The data is overwhelming – passenger loyalty to individual airlines are at an all-time low. In the US alone, only 24% of passengers show loyalty to at least one airline. And the definition of a loyal passenger differs on the type of passenger you’re talking about: business travellers are loyal to airlines in a different way that leisure travellers are. A variety of factors play a role in determining a passenger’s loyalty an airline, and we generally see cost being the topmost priority, followed by ancillaries, incentives and partner benefits.
How can your airline breakthrough?
It might seem daunting and almost a hopeless task – how can airlines, especially low-cost carriers, compete with the rising demand for low-cost air travel?
When WINGS deep-dived into this issue, we found that airlines currently miss this mark – one that could potentially improve passenger engagement with their brand: a strong ability to Know their Customer.
Knowing Your Customer
According to data from IATA, passengers are generally comfortable sharing their data with airlines but expects airlines to use this data to provide relevant offers and better service.
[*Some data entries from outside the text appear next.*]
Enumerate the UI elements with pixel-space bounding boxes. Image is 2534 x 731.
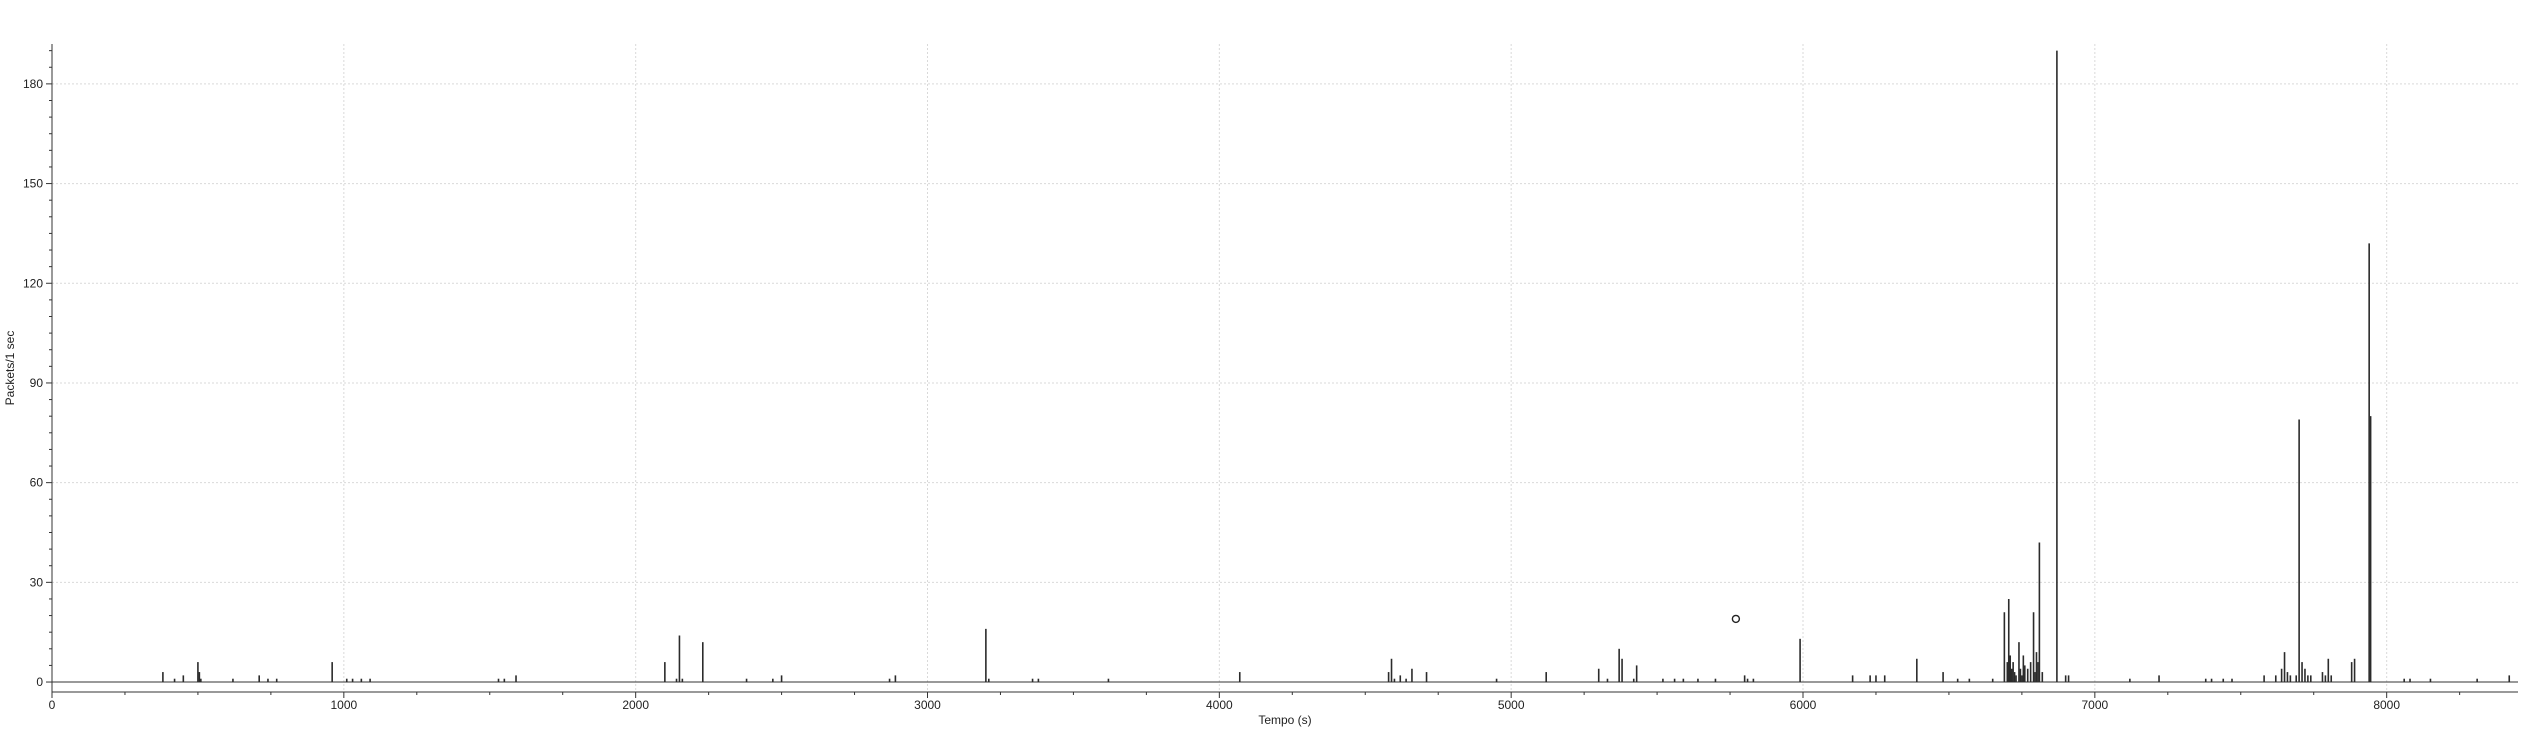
- y-tick-label: 60: [30, 476, 44, 490]
- x-tick-label: 8000: [2373, 698, 2400, 712]
- y-tick-label: 90: [30, 376, 44, 390]
- y-tick-label: 150: [23, 177, 43, 191]
- y-tick-label: 0: [36, 675, 43, 689]
- point-marker: [1731, 614, 1741, 624]
- grid-lines: [52, 44, 2518, 692]
- y-axis-label: Packets/1 sec: [3, 331, 17, 406]
- x-tick-label: 1000: [330, 698, 357, 712]
- x-tick-label: 5000: [1498, 698, 1525, 712]
- x-tick-label: 7000: [2081, 698, 2108, 712]
- x-tick-label: 2000: [622, 698, 649, 712]
- axes: [46, 44, 2518, 698]
- x-axis-label: Tempo (s): [1258, 713, 1311, 727]
- y-tick-label: 120: [23, 276, 43, 290]
- x-tick-label: 6000: [1790, 698, 1817, 712]
- x-tick-label: 3000: [914, 698, 941, 712]
- x-tick-label: 4000: [1206, 698, 1233, 712]
- tick-labels: 0 1000 2000 3000 4000 5000 6000 7000 8000 0 30 60 90…: [23, 77, 2400, 712]
- x-tick-label: 0: [49, 698, 56, 712]
- y-tick-label: 180: [23, 77, 43, 91]
- y-tick-label: 30: [30, 575, 44, 589]
- series-bars: [162, 50, 2511, 683]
Passengers in this generation are exceedingly savvy – they know that their data is being collected, and they want to be rewarded for this information accordingly. At WINGS, we’re big believers of using data to your best advantage – be it churn reports or predictive analysis, data can help you identify which of your customers are at high risk of leaving your airline for a competitor, and reign them back in with targeted campaigns or promotions.
There are four key ways you can segment a customer:
- Demographic – e.g. segmenting by age, gender, family size
- Psychographic – e.g. segmenting by activities, interests, app usage styles or transaction data
- Geographic – e.g. segmenting by location or region
- Behavioural – e.g. segmenting by the way members engage with your campaigns, their loyalty status and reasons for choosing your airline
Ideally, your team should look into mixing and matching filters based on the four key criteria listed above for not only the most unique but also most satisfying, campaign experience. Offer your members a deal on their favourite ancillaries, discounted tickets or offers to partner merchants – all data you can receive from the way they interact with your campaigns and program.
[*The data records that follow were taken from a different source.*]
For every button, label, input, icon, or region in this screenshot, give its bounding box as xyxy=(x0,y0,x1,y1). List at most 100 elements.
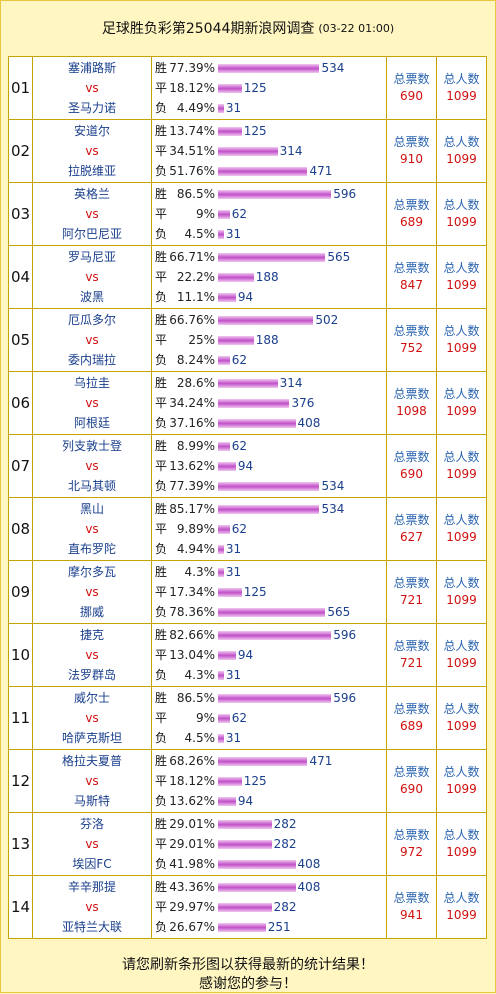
match-row: 11 威尔士 vs 哈萨克斯坦胜 86.5% 596 平 9% 62 负 4.5% 31 总票数 689 总… xyxy=(8,686,487,750)
total-votes-label: 总票数 xyxy=(393,135,430,149)
outcome-label: 负 xyxy=(155,668,168,682)
bars: 胜 66.71% 565 平 22.2% 188 负 11.1% 94 xyxy=(151,245,387,309)
total-votes-value: 972 xyxy=(400,845,423,859)
match-row: 10 捷克 vs 法罗群岛 胜 82.66% 596 平 13.04% 94 负 4.3% 31 总票数 7… xyxy=(8,623,487,687)
total-people-value: 1099 xyxy=(446,152,477,166)
total-votes-value: 721 xyxy=(400,593,423,607)
total-people-value: 1099 xyxy=(446,89,477,103)
count: 534 xyxy=(321,479,345,493)
match-number: 09 xyxy=(8,560,33,624)
total-votes-value: 690 xyxy=(400,467,423,481)
percentage: 29.97% xyxy=(169,900,215,914)
outcome-label: 平 xyxy=(155,585,168,599)
total-votes-label: 总票数 xyxy=(393,450,430,464)
percentage: 77.39% xyxy=(169,479,215,493)
count: 31 xyxy=(225,565,242,579)
percentage: 41.98% xyxy=(169,857,215,871)
percentage: 82.66% xyxy=(169,628,215,642)
time: (03-22 01:00) xyxy=(318,21,395,35)
total-votes: 总票数 689 xyxy=(386,182,437,246)
bar xyxy=(218,63,320,73)
total-people-value: 1099 xyxy=(446,341,477,355)
percentage: 18.12% xyxy=(169,81,215,95)
home-team: 安道尔 xyxy=(73,124,110,138)
total-people-value: 1099 xyxy=(446,845,477,859)
total-votes-value: 1098 xyxy=(396,404,427,418)
percentage: 86.5% xyxy=(176,691,215,705)
match-number: 14 xyxy=(8,875,33,939)
count: 471 xyxy=(309,164,333,178)
bar xyxy=(218,630,332,640)
total-people: 总人数 1099 xyxy=(436,686,487,750)
outcome-line: 胜 85.17% 534 xyxy=(152,499,386,519)
outcome-line: 负 51.76% 471 xyxy=(152,161,386,181)
bar xyxy=(218,461,236,471)
total-votes-label: 总票数 xyxy=(393,261,430,275)
outcome-line: 平 34.24% 376 xyxy=(152,393,386,413)
count: 62 xyxy=(231,522,248,536)
count: 125 xyxy=(243,81,267,95)
vs: vs xyxy=(85,270,99,284)
match-number: 01 xyxy=(8,56,33,120)
teams: 英格兰 vs 阿尔巴尼亚 xyxy=(32,182,152,246)
total-people-label: 总人数 xyxy=(443,261,480,275)
outcome-line: 胜 86.5% 596 xyxy=(152,184,386,204)
total-people-label: 总人数 xyxy=(443,576,480,590)
total-votes-value: 721 xyxy=(400,656,423,670)
away-team: 委内瑞拉 xyxy=(67,353,116,367)
total-votes-value: 689 xyxy=(400,719,423,733)
outcome-label: 胜 xyxy=(155,691,168,705)
bar xyxy=(218,481,320,491)
home-team: 格拉夫夏普 xyxy=(61,754,122,768)
bar xyxy=(218,441,230,451)
percentage: 22.2% xyxy=(176,270,215,284)
outcome-line: 负 77.39% 534 xyxy=(152,476,386,496)
percentage: 4.94% xyxy=(176,542,215,556)
count: 282 xyxy=(273,900,297,914)
bars: 胜 4.3% 31 平 17.34% 125 负 78.36% 565 xyxy=(151,560,387,624)
outcome-line: 负 8.24% 62 xyxy=(152,350,386,370)
percentage: 4.5% xyxy=(184,731,216,745)
outcome-line: 负 26.67% 251 xyxy=(152,917,386,937)
outcome-line: 胜 66.71% 565 xyxy=(152,247,386,267)
bar xyxy=(218,189,332,199)
away-team: 阿根廷 xyxy=(73,416,110,430)
teams: 厄瓜多尔 vs 委内瑞拉 xyxy=(32,308,152,372)
outcome-label: 负 xyxy=(155,101,168,115)
vs: vs xyxy=(85,585,99,599)
outcome-label: 平 xyxy=(155,396,168,410)
percentage: 34.24% xyxy=(169,396,215,410)
outcome-label: 负 xyxy=(155,227,168,241)
outcome-label: 负 xyxy=(155,920,168,934)
outcome-line: 平 13.62% 94 xyxy=(152,456,386,476)
bar xyxy=(218,839,272,849)
outcome-label: 胜 xyxy=(155,187,168,201)
total-people: 总人数 1099 xyxy=(436,308,487,372)
match-number: 08 xyxy=(8,497,33,561)
match-row: 12 格拉夫夏普 vs 马斯特 胜 68.26% 471 平 18.12% 125 负 13.62% 9… xyxy=(8,749,487,813)
bar xyxy=(218,670,224,680)
total-people: 总人数 1099 xyxy=(436,245,487,309)
outcome-label: 胜 xyxy=(155,313,168,327)
home-team: 列支敦士登 xyxy=(61,439,122,453)
outcome-label: 胜 xyxy=(155,880,168,894)
outcome-line: 胜 28.6% 314 xyxy=(152,373,386,393)
total-people-value: 1099 xyxy=(446,719,477,733)
bar xyxy=(218,859,296,869)
count: 534 xyxy=(321,61,345,75)
outcome-label: 负 xyxy=(155,605,168,619)
away-team: 北马其顿 xyxy=(67,479,116,493)
percentage: 18.12% xyxy=(169,774,215,788)
bar xyxy=(218,693,332,703)
percentage: 29.01% xyxy=(169,817,215,831)
count: 471 xyxy=(309,754,333,768)
total-votes: 总票数 690 xyxy=(386,749,437,813)
away-team: 马斯特 xyxy=(73,794,110,808)
total-people-label: 总人数 xyxy=(443,198,480,212)
count: 251 xyxy=(267,920,291,934)
bar xyxy=(218,733,224,743)
count: 62 xyxy=(231,353,248,367)
count: 31 xyxy=(225,731,242,745)
percentage: 26.67% xyxy=(169,920,215,934)
total-people-label: 总人数 xyxy=(443,513,480,527)
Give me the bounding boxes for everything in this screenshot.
PDPA and GDPR rules have made data collection methods more transparent and honest – and there are still many ways airlines can collect interesting data about a customer. From the methods used to book flights (OTAs? Metasearch engines? Direct through mobile? Direct through a website?); to types of ancillary items that they prefer (extra baggage? In-flight meals? Travel insurance?) – the opportunities to incentivize your passengers are endless.
With WINGS, we offer airlines a branded all-in-one mobile application that allows passengers and members to remain engaged with the airline while offering usage and performance information to the airlines to use. For example, Cebu Pacific’s GetGo program is now able to offer location-specific offers to their members, including the option to send a push alert to members who want to be notified of offers in their vicinity. This is a great way to encourage members to redeem the rewards they earned by spending with their airline or with associated partners.